El magistrado destacó que: "Nos encontramos con un edificio en avanzado estado de demolición, con dos intervenciones en el mismo, una en 1930 en donde se reforma la construcción original, que data de 1872 y otra de 1960 en donde se reforma el altar y el presbiterio, por lo que de la construcción original solo se cuenta con un menor porcentaje. Pero tampoco podemos negar la sensibilidad de los feligreses hacia el lugar y su conservación. Aún así entendemos que la situación en la que se encuentra el inmueble al día de la fecha no genera motivo de resguardo alguno.
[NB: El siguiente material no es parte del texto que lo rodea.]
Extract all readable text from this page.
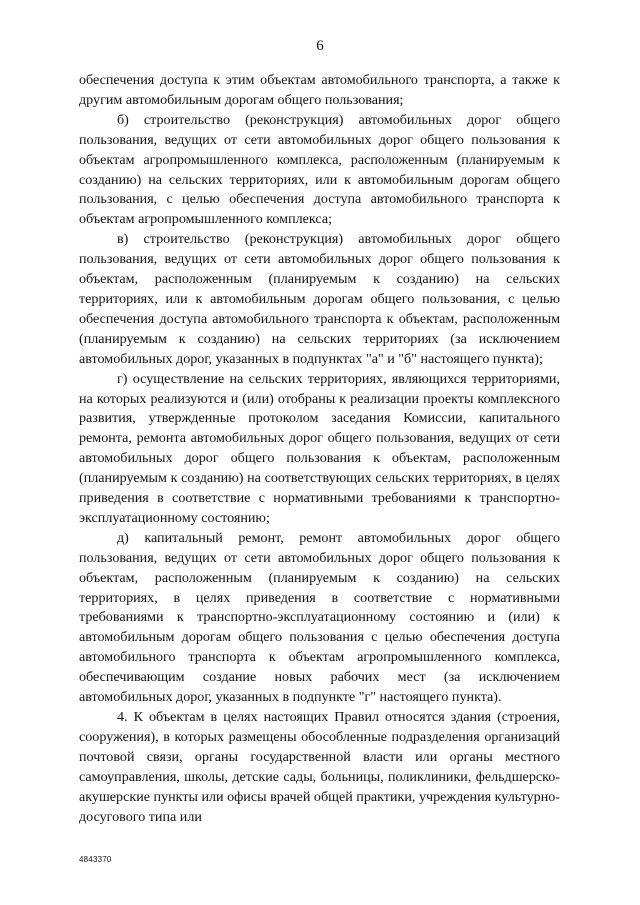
6

обеспечения доступа к этим объектам автомобильного транспорта, а также к другим автомобильным дорогам общего пользования;

б) строительство (реконструкция) автомобильных дорог общего пользования, ведущих от сети автомобильных дорог общего пользования к объектам агропромышленного комплекса, расположенным (планируемым к созданию) на сельских территориях, или к автомобильным дорогам общего пользования, с целью обеспечения доступа автомобильного транспорта к объектам агропромышленного комплекса;

в) строительство (реконструкция) автомобильных дорог общего пользования, ведущих от сети автомобильных дорог общего пользования к объектам, расположенным (планируемым к созданию) на сельских территориях, или к автомобильным дорогам общего пользования, с целью обеспечения доступа автомобильного транспорта к объектам, расположенным (планируемым к созданию) на сельских территориях (за исключением автомобильных дорог, указанных в подпунктах "а" и "б" настоящего пункта);

г) осуществление на сельских территориях, являющихся территориями, на которых реализуются и (или) отобраны к реализации проекты комплексного развития, утвержденные протоколом заседания Комиссии, капитального ремонта, ремонта автомобильных дорог общего пользования, ведущих от сети автомобильных дорог общего пользования к объектам, расположенным (планируемым к созданию) на соответствующих сельских территориях, в целях приведения в соответствие с нормативными требованиями к транспортно-эксплуатационному состоянию;

д) капитальный ремонт, ремонт автомобильных дорог общего пользования, ведущих от сети автомобильных дорог общего пользования к объектам, расположенным (планируемым к созданию) на сельских территориях, в целях приведения в соответствие с нормативными требованиями к транспортно-эксплуатационному состоянию и (или) к автомобильным дорогам общего пользования с целью обеспечения доступа автомобильного транспорта к объектам агропромышленного комплекса, обеспечивающим создание новых рабочих мест (за исключением автомобильных дорог, указанных в подпункте "г" настоящего пункта).

4. К объектам в целях настоящих Правил относятся здания (строения, сооружения), в которых размещены обособленные подразделения организаций почтовой связи, органы государственной власти или органы местного самоуправления, школы, детские сады, больницы, поликлиники, фельдшерско-акушерские пункты или офисы врачей общей практики, учреждения культурно-досугового типа или

4843370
Sin perjuicio de los informes técnicos elaborados por los ingenieros García y Cambronero (fs. 276/279), los que concluyen que se puede recuperar parcialmente el edificio a fin de permitir la ejecución del nuevo proyecto del templo sin que la comunidad pierda un lugar para el culto, para finalmente demoler el edificio afectado con la recuperación de elementos como el coro y aberturas para su reciclado y uso en la nueva obra", señaló el magistrado metanense.
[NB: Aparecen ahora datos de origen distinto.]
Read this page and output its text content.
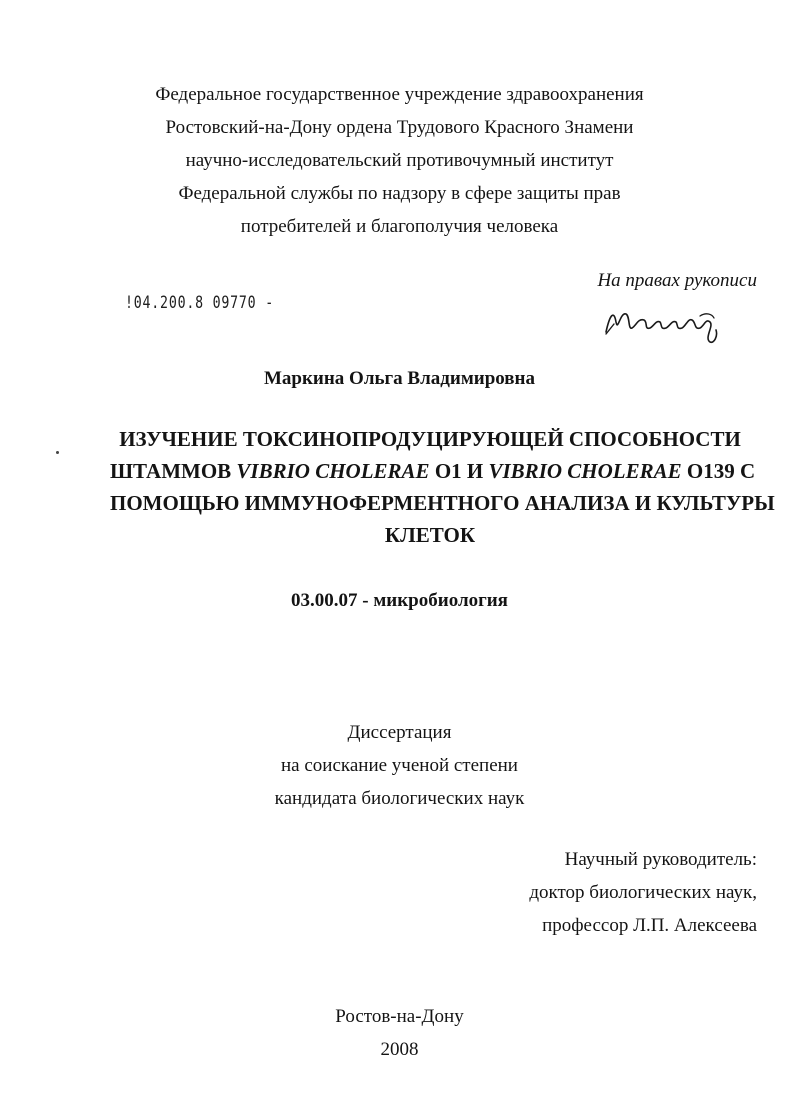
Федеральное государственное учреждение здравоохранения
Ростовский-на-Дону ордена Трудового Красного Знамени
научно-исследовательский противочумный институт
Федеральной службы по надзору в сфере защиты прав
потребителей и благополучия человека
На правах рукописи
!04.200.8 09770 -
Маркина Ольга Владимировна
ИЗУЧЕНИЕ ТОКСИНОПРОДУЦИРУЮЩЕЙ СПОСОБНОСТИ
ШТАММОВ VIBRIO CHOLERAE О1 И VIBRIO CHOLERAE О139 С
ПОМОЩЬЮ ИММУНОФЕРМЕНТНОГО АНАЛИЗА И КУЛЬТУРЫ
КЛЕТОК
03.00.07 - микробиология
Диссертация
на соискание ученой степени
кандидата биологических наук
Научный руководитель:
доктор биологических наук,
профессор Л.П. Алексеева
Ростов-на-Дону
2008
Y agregó que es claro que la tecnología y la seguridad, cuestiones elementales para habilitar un lugar para uso público, no son posibles de insertar en la recuperación del edificio tal como se encuentra, ya que todas las medidas de contención de estructuras propuestas son provisorias, implicando además un nuevo y elevado gasto, aparte del previsto para la elaboración del proyecto de construcción de un nuevo templo propuesto por el Arzobispado, gasto para el cual no existe presupuesto alguno, tornando inviable la opción del refuerzo de estructura propuesto.
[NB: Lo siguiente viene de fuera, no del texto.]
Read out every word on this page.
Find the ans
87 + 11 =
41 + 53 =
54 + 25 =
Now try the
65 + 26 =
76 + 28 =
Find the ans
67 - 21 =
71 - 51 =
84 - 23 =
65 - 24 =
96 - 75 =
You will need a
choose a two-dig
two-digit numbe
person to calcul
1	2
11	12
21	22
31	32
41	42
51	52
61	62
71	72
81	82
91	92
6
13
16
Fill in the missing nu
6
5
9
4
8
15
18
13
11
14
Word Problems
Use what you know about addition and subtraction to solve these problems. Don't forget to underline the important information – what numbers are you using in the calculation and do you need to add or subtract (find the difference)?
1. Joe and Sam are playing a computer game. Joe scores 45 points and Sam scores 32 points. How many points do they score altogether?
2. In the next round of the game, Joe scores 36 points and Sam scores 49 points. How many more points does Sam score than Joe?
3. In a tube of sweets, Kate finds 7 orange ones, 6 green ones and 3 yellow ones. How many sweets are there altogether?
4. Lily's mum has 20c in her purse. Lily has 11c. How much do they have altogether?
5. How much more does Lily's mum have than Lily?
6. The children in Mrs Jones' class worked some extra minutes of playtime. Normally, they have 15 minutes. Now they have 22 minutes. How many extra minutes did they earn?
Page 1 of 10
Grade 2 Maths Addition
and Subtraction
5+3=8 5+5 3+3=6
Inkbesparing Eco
Mario Teseyra JUEZ "Hay una necesidad de la feligresía galponense de contar con una parroquia segura y más amplia".
Valor cultural e histórico
"Si nos referimos al contenido cultural e histórico intangible, entendemos como necesarias la intervención del órgano que cuenta con las condiciones técnicas para opinar respecto a este punto, previa a todo inicio de demolición, lo que no sucedió oportunamente, por lo que no se pudo arribar a una apreciación respecto al valor histórico que pueda poseer el edificio en cuestión, a pesar de las medidas llevadas a cabo por este juzgado", remarcó.
El juez Teseyra señaló por otra parte, la falta de previsión y resguardo en la ejecución de la demolición, sin el control técnico adecuado. "Lo que requiere que se recomiende y exhorte a las autoridades eclesiásticas y al personal técnico a sus órdenes, que dicha demolición se continúe ejecutando en forma responsable y adecuada a las normativas de higiene y seguridad, con una mirada amplia en procura de la conservación de todo elemento plausible de reciclaje", destacó.
El magistrado dijo en el fallo que no se puede dejar de poner de resalto la necesidad que tiene la feligresía católica galponense de contar con un espacio más amplio, toda vez que la alta concurrencia de gente durante las celebraciones dominicales, así como en la celebración de las fiestas patronales, genera tales requerimientos de mayor amplitud.
"Por lo que entendemos imperioso que el término en el que se concluya la obra del nuevo templo, sea el menor posible", indicó.

La opinión del fiscal
El fiscal Sergio Castellanos, a requerimiento del juez, opinó con anterioridad que se debía rechazar el amparo. "Dentro de este contexto es menester tener presente que si bien el municipio declaró al edificio donde se erige la iglesia San Francisco Solano, monumento histórico, es el mismo municipio, conforme a sus facultades autónomas, el que tiene la posibilidad de dictar la ordenanza objetada, sin que la misma, a nuestro entender, conculque derecho constitucional alguno. Por el contrario, se está protegiendo la seguridad de todos los ciudadanos, ya que en virtud del sismo ocurrido en la zona de El Galpón, el templo sufrió daños de consideración", opinó el fiscal Castellanos.
El representante del Ministerio Público señaló que a esto se suma el desgaste de la estructura, propio del paso del tiempo. "Esto hace casi imposible su refacción", dijo.